E ogni settimana si procura in edicola il mitico "Radiocorriere TV" che gli dà un panorama dettagliato di tutta la programmazione musicale della settimana.
E di tanto in tanto compra qualche musicassetta vergine su cui registrare cose che lo interessano particolarmente.
Non so se sia ancora così; ma trent'anni fa durante i mesi di luglio e agosto Radiotre mandava in onda buona parte della programmazione del Festival di Salisburgo.
Ricordo il collegamento con la radio austriaca, una sigla nella quale c'era un carillon seguito da una fanfara e poi la voce del presentatore (nel cui discorso riuscivo a ca(r)pire solo le parole "Salzburger Festspiele") che veniva coperta dalla voce del cronista italiano.
Fu attraverso quelle benemerite trasmissioni che avvenne il mio primo contatto con molte opere mozartiane, e la fortuna volle che quelli fossero proprio gli anni delle memorabili esecuzioni di Riccardo Muti, sicchè fui introdotto a questa musica meravigliosa attraverso un'autentica porta d'oro.
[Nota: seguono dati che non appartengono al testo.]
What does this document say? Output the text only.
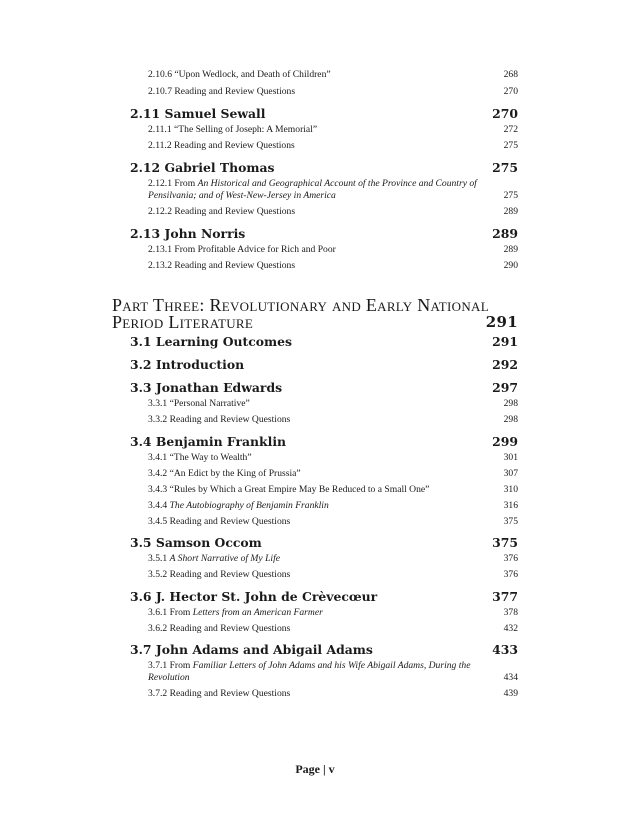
2.10.6 “Upon Wedlock, and Death of Children”	268
2.10.7 Reading and Review Questions	270
2.11 Samuel Sewall	270
2.11.1 “The Selling of Joseph: A Memorial”	272
2.11.2 Reading and Review Questions	275
2.12 Gabriel Thomas	275
2.12.1 From An Historical and Geographical Account of the Province and Country of Pensilvania; and of West-New-Jersey in America	275
2.12.2 Reading and Review Questions	289
2.13 John Norris	289
2.13.1 From Profitable Advice for Rich and Poor	289
2.13.2 Reading and Review Questions	290
Part Three: Revolutionary and Early National
Period Literature	291
3.1 Learning Outcomes	291
3.2 Introduction	292
3.3 Jonathan Edwards	297
3.3.1 “Personal Narrative”	298
3.3.2 Reading and Review Questions	298
3.4 Benjamin Franklin	299
3.4.1 “The Way to Wealth”	301
3.4.2 “An Edict by the King of Prussia”	307
3.4.3 “Rules by Which a Great Empire May Be Reduced to a Small One”	310
3.4.4 The Autobiography of Benjamin Franklin	316
3.4.5 Reading and Review Questions	375
3.5 Samson Occom	375
3.5.1 A Short Narrative of My Life	376
3.5.2 Reading and Review Questions	376
3.6 J. Hector St. John de Crèvecœur	377
3.6.1 From Letters from an American Farmer	378
3.6.2 Reading and Review Questions	432
3.7 John Adams and Abigail Adams	433
3.7.1 From Familiar Letters of John Adams and his Wife Abigail Adams, During the Revolution	434
3.7.2 Reading and Review Questions	439
Page | v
Così fan tutte - ad esempio - la conobbi esattamente in questo modo. Ed è una musica che da allora non ha mai smesso di farmi compagnia.
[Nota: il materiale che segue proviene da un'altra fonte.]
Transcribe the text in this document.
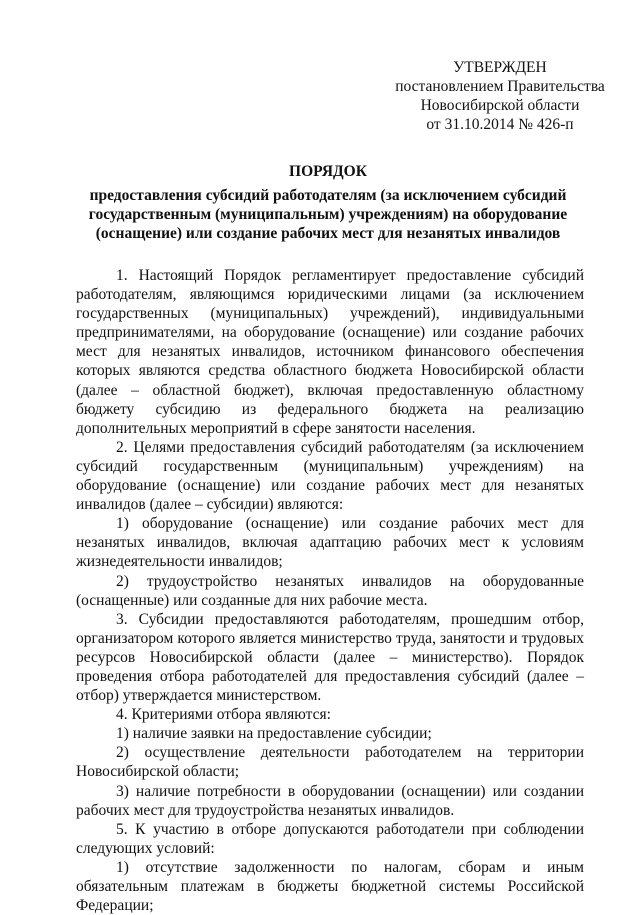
УТВЕРЖДЕН
постановлением Правительства
Новосибирской области
от 31.10.2014 № 426-п
ПОРЯДОК
предоставления субсидий работодателям (за исключением субсидий государственным (муниципальным) учреждениям) на оборудование (оснащение) или создание рабочих мест для незанятых инвалидов

1. Настоящий Порядок регламентирует предоставление субсидий работодателям, являющимся юридическими лицами (за исключением государственных (муниципальных) учреждений), индивидуальными предпринимателями, на оборудование (оснащение) или создание рабочих мест для незанятых инвалидов, источником финансового обеспечения которых являются средства областного бюджета Новосибирской области (далее – областной бюджет), включая предоставленную областному бюджету субсидию из федерального бюджета на реализацию дополнительных мероприятий в сфере занятости населения.

2. Целями предоставления субсидий работодателям (за исключением субсидий государственным (муниципальным) учреждениям) на оборудование (оснащение) или создание рабочих мест для незанятых инвалидов (далее – субсидии) являются:

1) оборудование (оснащение) или создание рабочих мест для незанятых инвалидов, включая адаптацию рабочих мест к условиям жизнедеятельности инвалидов;

2) трудоустройство незанятых инвалидов на оборудованные (оснащенные) или созданные для них рабочие места.

3. Субсидии предоставляются работодателям, прошедшим отбор, организатором которого является министерство труда, занятости и трудовых ресурсов Новосибирской области (далее – министерство). Порядок проведения отбора работодателей для предоставления субсидий (далее – отбор) утверждается министерством.

4. Критериями отбора являются:

1) наличие заявки на предоставление субсидии;

2) осуществление деятельности работодателем на территории Новосибирской области;

3) наличие потребности в оборудовании (оснащении) или создании рабочих мест для трудоустройства незанятых инвалидов.

5. К участию в отборе допускаются работодатели при соблюдении следующих условий:

1) отсутствие задолженности по налогам, сборам и иным обязательным платежам в бюджеты бюджетной системы Российской Федерации;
Dire che intorno al 1983 o 1984 fossi in grado di cogliere appieno l'ampiezza, la profondità e la portata del messaggio mozartiano sarebbe ovviamente un'assurda esagerazione e probabilmente dirlo oggi è soltanto un po' meno esagerato; ma insomma, qualcosa in più in questi trent'anni penso di averla capita.
Quello che mi colpì fin da subito fu il tono da opera buffa, senz'altro il più marcato nella produzione operistica del Mozart maturo, tono che senz'altro è favorito da un libretto e da una trama in cui scambi di persona, travestimenti, intrighi e inganni costituiscono un asse portante della narrazione. Ma è favorito anche da una storia e dei personaggi decisamente meno appassionati di quanto succedeva nei precedenti capitoli della trilogia di Da Ponte, ma anche nel Ratto (per tacere - ovviamente - di Idomeneo). Lontana dal febbrile erompere, dal vorticoso brulicare dell'eros delle Nozze, lontana dagli abissi di amore e morte del Don Giovanni, la "sceneggiatura" di Così fan tutte ci parla invece di dominio, di controllo delle passioni da parte della ragione.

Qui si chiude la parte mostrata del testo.